Der Kriegsverlauf in Syrien unterstreicht mangelnde militärische Entschlossenheit und die diplomatische Schwäche des Westens so deutlich wie kein anderer Konflikt der vergangenen Jahre. Die Rückzugsankündigung durch Donald Trump entfacht eine Diskussion über die globale Rolle der USA neu. "Weltpolizist" – das sei eine veraltete Kategorie, so Norbert Röttgen, CDU, der Vorsitzende im Auswärtigen Ausschuss des Bundestags, in der ARD.
Aber: "Als Weltordnungsmacht sind die USA nicht ersetzbar und wenn sich Trump, wofür einiges spricht, mit den USA von dieser Rolle verabschiedet, dann wird die Welt unsicherer, instabiler und egoistischer werden, das ist die traurige Wahrheit weil es die noble Rolle der USA war, durchaus mit ihren Interessen auch für ihre Werte der liberalen Ordnung einzutreten."

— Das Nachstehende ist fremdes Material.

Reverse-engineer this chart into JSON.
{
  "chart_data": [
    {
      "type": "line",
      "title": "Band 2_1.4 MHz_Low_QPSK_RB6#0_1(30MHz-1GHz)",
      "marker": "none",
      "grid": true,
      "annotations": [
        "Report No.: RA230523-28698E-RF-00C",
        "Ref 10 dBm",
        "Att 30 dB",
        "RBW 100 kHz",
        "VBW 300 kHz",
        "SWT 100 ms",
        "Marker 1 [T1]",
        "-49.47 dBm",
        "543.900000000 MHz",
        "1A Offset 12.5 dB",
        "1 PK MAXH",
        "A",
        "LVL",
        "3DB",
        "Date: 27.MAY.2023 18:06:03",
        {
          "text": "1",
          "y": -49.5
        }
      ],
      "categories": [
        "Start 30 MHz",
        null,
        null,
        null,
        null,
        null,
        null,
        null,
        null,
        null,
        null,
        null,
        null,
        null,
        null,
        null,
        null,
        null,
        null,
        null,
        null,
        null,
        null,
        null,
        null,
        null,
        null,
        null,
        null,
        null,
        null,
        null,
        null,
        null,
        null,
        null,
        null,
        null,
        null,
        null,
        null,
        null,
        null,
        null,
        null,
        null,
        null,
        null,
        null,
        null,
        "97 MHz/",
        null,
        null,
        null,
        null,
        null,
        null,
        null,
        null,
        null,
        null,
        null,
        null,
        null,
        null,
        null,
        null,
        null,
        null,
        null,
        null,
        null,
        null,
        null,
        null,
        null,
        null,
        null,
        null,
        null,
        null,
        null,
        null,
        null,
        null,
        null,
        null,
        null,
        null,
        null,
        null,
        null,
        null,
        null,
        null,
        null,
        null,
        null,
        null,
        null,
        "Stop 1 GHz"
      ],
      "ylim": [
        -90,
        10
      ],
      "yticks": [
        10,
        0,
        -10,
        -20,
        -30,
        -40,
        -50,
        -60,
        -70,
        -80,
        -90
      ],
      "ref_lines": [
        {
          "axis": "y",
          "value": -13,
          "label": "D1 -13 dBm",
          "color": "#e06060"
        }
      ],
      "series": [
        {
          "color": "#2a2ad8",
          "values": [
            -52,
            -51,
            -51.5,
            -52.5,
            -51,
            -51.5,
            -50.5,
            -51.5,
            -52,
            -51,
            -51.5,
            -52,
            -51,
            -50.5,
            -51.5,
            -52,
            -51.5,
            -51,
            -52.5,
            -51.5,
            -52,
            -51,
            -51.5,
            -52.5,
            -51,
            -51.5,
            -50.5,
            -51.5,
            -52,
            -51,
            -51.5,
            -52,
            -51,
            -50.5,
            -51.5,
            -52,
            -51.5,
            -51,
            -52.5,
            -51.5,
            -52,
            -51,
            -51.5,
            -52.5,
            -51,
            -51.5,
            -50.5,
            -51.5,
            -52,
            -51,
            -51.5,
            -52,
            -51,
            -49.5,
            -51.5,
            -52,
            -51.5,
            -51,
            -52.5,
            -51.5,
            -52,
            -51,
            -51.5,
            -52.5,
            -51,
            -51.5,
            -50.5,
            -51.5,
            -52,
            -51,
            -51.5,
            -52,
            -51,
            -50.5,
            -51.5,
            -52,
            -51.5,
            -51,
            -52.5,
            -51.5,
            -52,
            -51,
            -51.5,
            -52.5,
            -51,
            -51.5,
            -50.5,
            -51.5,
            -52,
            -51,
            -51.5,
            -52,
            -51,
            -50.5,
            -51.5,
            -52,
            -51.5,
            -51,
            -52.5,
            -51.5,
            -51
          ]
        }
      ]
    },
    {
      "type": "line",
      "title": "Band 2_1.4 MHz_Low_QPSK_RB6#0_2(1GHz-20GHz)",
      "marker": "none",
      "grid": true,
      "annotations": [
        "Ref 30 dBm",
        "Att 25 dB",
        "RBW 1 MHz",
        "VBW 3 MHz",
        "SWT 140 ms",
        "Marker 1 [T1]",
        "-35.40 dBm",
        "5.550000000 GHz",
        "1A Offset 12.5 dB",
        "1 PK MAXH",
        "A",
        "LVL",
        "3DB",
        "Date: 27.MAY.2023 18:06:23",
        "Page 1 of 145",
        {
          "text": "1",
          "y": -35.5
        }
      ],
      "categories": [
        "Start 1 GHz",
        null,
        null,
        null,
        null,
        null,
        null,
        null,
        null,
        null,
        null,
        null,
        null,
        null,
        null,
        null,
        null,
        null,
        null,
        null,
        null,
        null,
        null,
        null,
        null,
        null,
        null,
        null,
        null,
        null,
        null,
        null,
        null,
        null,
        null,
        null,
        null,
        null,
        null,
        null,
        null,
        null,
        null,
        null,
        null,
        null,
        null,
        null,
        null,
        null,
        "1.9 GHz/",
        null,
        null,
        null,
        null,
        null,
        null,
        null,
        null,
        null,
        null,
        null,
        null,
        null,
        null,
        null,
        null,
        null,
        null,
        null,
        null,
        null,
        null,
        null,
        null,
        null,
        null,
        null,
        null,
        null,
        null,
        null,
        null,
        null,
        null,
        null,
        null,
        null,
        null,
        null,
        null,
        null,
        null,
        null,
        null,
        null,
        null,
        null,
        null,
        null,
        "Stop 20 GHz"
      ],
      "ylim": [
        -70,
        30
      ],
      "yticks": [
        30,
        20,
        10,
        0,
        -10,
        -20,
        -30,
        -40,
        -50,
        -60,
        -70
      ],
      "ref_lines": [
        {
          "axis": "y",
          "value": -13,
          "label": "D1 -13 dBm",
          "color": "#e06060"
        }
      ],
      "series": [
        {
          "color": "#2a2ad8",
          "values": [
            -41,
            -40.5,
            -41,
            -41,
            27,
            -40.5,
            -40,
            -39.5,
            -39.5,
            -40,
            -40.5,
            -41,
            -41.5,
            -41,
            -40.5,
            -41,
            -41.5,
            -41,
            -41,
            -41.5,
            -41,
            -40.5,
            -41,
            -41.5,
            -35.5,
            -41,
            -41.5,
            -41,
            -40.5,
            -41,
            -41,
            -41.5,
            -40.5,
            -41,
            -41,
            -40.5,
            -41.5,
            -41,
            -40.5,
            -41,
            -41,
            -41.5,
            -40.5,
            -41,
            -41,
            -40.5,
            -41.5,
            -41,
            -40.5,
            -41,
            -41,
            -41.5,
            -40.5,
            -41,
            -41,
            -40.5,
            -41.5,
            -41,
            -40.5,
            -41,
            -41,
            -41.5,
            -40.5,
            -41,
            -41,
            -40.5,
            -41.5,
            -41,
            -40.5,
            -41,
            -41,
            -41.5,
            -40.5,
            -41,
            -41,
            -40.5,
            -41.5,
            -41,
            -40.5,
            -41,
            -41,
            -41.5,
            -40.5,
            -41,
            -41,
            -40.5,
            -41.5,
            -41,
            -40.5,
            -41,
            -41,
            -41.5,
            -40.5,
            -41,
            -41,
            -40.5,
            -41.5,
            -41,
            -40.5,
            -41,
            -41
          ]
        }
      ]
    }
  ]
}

Weltordnungsmacht auf dem Rückzug
Noblesse, für Donald Trump sicher keine Kategorie der internationalen Politik. Dennoch sei die Entscheidung Trumps ein schwerer Fehler, argumentiert der FDP-Außenpolitiker Alexander Graf Lambsdorff heute Morgen im Deutschlandfunk, er verwies auch auf Warnungen des inzwischen zurückgetretenen amerikanischen Verteidigungsministers Mattis und von Trump Sicherheitsberater Bolton, sich als Faktor in Syrien, wie Lambsdorff sagte, aus dem Spiel zu nehmen.
"Genau das hat Trump ignoriert, hat den Beschluss zum Abzug verkündet und ist damit ganz klar verantwortlich für eine Schwächung der amerikanischen Rolle im Nahen Osten, was die Kurden zu spüren bekommen, was auch Israel zu spüren bekommen wird, einer unserer engsten Verbündeten, also mit anderen Worten, diese Entscheidung ist ein schwerer Fehler."
Die Entscheidung im Weißen Haus hat auch einen innenpolitischen Aspekt hierzulande. Deutschland sei nur eingeschränkt in der Position, die Amerikaner glaubwürdig kritisieren zu können, da sind sich Röttgen und Lambsdorff einig. Die Bundesregierung müsse mehr tun, um eigene Verantwortung zu übernehmen.
Zeit für mehr Verantwortung
Röttgen: "Deutschland kann keinesfalls die USA irgendwie ersetzen, nicht einmal Europa kann es. Das Beklagen des Rückzugs der USA ist eine richtige Sache aber das Verweigern von angemessener Verantwortung ist ebenfalls kritikwürdig, also, wir müssen auch vor unserer Haustür kehren und selber zu mehr bereit sein in unseren und für unsere eigenen Interessen."
Wer dieses Plädoyer kritisch sieht, der könnte beispielsweise auf die Entwicklung des Verteidigungshaushalts der letzten Jahre verweisen, konkret auf die beträchtliche Steigerung von gut 35 Milliarden Euro im Jahr 2016 auf 43 Milliarden Euro 2019. Doch aufgrund des Wirtschaftswachstums ändern selbst diese Zuwächse wenig am Anteil der Verteidigungsausgaben bezogen auf das Bruttoinlandsprodukt. Innerhalb der NATO hat sich Deutschland jedoch verpflichtet, diesen Anteil auf Jahre gesehen stetig zu erhöhen.
Graf Lambsdorff, meint deshalb: "Es ärgert mich maßlos, dass so getan wird als ob eine moderate Erhöhung unserer Ausgaben für unsere internationale Verantwortung die soziale Balance in Deutschland gefährden könnten, wir haben einen Verteidigungshaushalt von ungefähr 43 Milliarden Euro und wir haben im letzten Jahr Sozialtransfers in Deutschland gehabt von 965 Milliarden Euro, wir haben eine Schieflage in der Diskussion und ich glaube, wir brauchen eine reifere sicherheitspolitische Debatte in Deutschland."
Eine Debatte, die sicherlich auch im kommenden Jahr geführt wird. Nach dem Rückzug der Amerikaner wird die Nachkriegsordnung in Syrien vermutlich stärker von Russland, der Türkei und dem Iran beeinflusst, doch spätestens bei der Finanzierung des Wiederaufbaus in Syrien, werden die Blicke wieder auf Brüssel und Berlin fallen.